Millie feels both fascinated and connected to her family’s community; she is glad “to be considered useful by her father’s people warmed her” (263). As she immerses herself more and more in the community, she begins to see the ways in which the government’s legislation has negative affected Indigenous peoples. As she thinks about the small measures taken to undercut Indigenous people’s chances of survival, she “couldn’t set out in sequence or exactly form the why of into a paragraph. It was something about being Indian. And the government. The government acted like Indians owed them something, but wasn’t it the other way around?” (367).

She is fascinated by Zhaanat and her knowledge of the Turtle Mountain traditions. She is also awkward, often needing to calm herself down by thinking about numbers or patterns. It is briefly hinted that Millie may be romantically interested in women. She first comments that Patrice is beautiful. Then, Patrice suggests that she wants to adopt her, Millie “knew enough from her interviews to understand that being adopted by a Chippewa was a special mark of friendship and honor;” however, she is “left wanting” (418).

Arthur V. Watkins

Arthur V. Watkins is a real-life senator from Utah who was responsible for attempts to end treaty rights with Indigenous peoples in the United States. Thomas learns that Watkins is the one advocating most fervently for House Concurrent Resolution 108 and that, not only is Watkins politically against Indigenous rights, but he is also a Mormon. According to Martin, for Mormons, “[i]t’s in their religion to change Indians into whites” (92). While Watkins himself never comes to Turtle Mountain, Elnath and Vernon serve as the embodiment of the religion, trying to convert members of the community and believing in the stereotype of Indigenous Americans as pliable and easily persuaded.

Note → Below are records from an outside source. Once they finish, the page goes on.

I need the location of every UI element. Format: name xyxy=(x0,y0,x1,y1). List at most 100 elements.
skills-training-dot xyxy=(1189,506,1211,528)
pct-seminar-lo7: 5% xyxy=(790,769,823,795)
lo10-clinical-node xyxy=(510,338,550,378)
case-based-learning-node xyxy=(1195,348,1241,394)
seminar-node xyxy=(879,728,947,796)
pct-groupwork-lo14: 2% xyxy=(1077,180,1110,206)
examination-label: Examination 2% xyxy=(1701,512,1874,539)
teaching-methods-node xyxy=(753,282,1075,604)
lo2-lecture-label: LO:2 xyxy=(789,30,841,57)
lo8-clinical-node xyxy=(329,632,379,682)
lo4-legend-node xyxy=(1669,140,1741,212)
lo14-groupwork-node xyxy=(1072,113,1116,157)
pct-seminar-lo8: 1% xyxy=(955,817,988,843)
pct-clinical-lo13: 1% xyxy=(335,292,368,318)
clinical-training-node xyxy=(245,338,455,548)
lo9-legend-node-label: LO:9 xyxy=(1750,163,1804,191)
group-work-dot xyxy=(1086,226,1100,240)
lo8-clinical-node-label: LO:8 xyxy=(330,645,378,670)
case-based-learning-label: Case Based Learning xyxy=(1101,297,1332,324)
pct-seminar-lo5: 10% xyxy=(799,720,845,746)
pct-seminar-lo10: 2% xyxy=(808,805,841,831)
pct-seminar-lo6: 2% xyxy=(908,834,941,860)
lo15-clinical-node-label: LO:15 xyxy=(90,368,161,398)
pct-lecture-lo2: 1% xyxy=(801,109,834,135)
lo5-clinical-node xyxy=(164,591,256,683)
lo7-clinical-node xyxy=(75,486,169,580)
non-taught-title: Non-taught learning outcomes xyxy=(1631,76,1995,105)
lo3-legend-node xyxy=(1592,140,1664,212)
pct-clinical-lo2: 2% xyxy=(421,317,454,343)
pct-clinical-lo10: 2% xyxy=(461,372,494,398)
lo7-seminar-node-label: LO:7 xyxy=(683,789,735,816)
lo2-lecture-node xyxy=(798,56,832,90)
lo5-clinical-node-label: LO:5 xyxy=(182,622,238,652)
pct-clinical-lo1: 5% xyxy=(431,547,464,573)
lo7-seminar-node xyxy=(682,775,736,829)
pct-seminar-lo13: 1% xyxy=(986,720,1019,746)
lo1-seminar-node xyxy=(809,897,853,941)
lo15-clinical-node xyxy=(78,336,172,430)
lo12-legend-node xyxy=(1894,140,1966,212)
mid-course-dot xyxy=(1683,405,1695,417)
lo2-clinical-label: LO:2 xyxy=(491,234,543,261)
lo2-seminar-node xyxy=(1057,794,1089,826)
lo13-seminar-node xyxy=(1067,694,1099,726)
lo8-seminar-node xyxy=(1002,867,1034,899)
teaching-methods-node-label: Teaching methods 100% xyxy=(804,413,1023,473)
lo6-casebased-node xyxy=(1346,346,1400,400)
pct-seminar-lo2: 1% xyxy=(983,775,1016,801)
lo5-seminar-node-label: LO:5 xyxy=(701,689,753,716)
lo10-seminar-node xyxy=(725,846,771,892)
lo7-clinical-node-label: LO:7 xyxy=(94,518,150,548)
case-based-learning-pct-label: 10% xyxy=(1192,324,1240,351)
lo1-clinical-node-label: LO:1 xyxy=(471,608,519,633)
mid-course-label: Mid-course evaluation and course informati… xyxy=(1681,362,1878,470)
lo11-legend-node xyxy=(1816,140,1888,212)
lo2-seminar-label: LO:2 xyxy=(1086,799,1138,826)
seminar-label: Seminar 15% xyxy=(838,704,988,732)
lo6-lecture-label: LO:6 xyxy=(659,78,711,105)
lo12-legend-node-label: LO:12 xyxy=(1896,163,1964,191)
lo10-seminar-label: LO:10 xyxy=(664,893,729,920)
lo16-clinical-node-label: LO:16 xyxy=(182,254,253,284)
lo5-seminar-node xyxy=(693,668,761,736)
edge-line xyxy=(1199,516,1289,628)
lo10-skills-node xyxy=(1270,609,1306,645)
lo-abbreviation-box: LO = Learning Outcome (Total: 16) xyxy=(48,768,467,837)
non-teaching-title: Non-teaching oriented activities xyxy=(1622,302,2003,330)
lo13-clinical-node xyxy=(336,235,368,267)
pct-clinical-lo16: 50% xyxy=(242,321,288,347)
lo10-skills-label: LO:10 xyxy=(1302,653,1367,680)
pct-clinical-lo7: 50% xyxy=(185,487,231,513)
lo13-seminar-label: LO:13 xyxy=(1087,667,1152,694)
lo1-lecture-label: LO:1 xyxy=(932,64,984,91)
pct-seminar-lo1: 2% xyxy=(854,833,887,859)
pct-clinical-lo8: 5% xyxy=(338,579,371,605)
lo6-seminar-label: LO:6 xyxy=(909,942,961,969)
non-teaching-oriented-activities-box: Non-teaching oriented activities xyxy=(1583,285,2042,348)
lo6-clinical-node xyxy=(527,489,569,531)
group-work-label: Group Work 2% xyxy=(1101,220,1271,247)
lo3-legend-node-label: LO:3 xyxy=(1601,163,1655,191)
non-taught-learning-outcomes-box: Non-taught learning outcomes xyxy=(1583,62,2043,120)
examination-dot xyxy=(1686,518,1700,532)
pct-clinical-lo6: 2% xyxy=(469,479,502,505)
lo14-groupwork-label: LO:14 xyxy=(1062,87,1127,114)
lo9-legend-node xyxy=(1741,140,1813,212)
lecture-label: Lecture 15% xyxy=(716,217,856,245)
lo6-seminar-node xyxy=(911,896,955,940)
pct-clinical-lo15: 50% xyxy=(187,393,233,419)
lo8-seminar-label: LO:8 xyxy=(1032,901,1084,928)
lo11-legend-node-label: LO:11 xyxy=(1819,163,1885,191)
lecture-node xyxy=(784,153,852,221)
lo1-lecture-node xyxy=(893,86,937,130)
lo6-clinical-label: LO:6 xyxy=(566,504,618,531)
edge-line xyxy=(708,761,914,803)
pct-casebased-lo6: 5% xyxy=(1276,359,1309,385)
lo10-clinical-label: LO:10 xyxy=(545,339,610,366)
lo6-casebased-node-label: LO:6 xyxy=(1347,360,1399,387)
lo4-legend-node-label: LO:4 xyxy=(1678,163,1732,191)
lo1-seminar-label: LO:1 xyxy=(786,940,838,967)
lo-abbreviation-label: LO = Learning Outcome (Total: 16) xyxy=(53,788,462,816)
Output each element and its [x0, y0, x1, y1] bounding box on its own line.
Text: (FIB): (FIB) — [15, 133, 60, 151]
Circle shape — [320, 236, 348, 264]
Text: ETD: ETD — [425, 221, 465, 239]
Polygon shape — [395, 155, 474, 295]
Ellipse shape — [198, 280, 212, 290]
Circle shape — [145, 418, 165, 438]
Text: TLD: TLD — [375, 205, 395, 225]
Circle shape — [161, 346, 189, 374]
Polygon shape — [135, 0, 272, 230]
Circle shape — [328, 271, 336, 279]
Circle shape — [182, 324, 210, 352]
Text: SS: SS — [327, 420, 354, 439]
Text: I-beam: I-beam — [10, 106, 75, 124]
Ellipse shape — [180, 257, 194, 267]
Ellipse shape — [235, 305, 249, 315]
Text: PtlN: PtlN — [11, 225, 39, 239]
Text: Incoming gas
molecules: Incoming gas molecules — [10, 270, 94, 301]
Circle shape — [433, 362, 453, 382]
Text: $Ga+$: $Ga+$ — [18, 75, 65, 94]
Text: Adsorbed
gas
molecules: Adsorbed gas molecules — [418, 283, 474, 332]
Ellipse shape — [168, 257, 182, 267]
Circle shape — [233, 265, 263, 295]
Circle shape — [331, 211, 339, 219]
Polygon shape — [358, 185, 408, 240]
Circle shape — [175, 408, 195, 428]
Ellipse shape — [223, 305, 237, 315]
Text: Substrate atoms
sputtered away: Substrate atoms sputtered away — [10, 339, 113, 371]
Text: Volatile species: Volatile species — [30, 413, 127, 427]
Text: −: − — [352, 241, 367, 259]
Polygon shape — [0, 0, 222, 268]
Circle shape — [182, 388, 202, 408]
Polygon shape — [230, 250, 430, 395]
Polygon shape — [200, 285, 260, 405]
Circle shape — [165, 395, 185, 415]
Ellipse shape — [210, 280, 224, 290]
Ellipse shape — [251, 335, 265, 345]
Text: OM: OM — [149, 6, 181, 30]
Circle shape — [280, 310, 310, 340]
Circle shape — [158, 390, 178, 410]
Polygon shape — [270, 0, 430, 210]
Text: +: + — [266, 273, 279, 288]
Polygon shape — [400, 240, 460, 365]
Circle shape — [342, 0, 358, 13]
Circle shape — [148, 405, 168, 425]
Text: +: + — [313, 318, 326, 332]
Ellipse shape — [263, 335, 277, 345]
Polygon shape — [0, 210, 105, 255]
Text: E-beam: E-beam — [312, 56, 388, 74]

Watkins gets a brief chapter of his own, where we learn that he grew up on land stolen from the Ute people and the Uintah and Ouray reservation. This section of the novel also highlights that Joseph Smith—the founder of the Church of Jesus Christ of Latter-day Saints—and other Mormons tried to murder every Indigenous person they encountered; Watkins follows in their footsteps by using the law.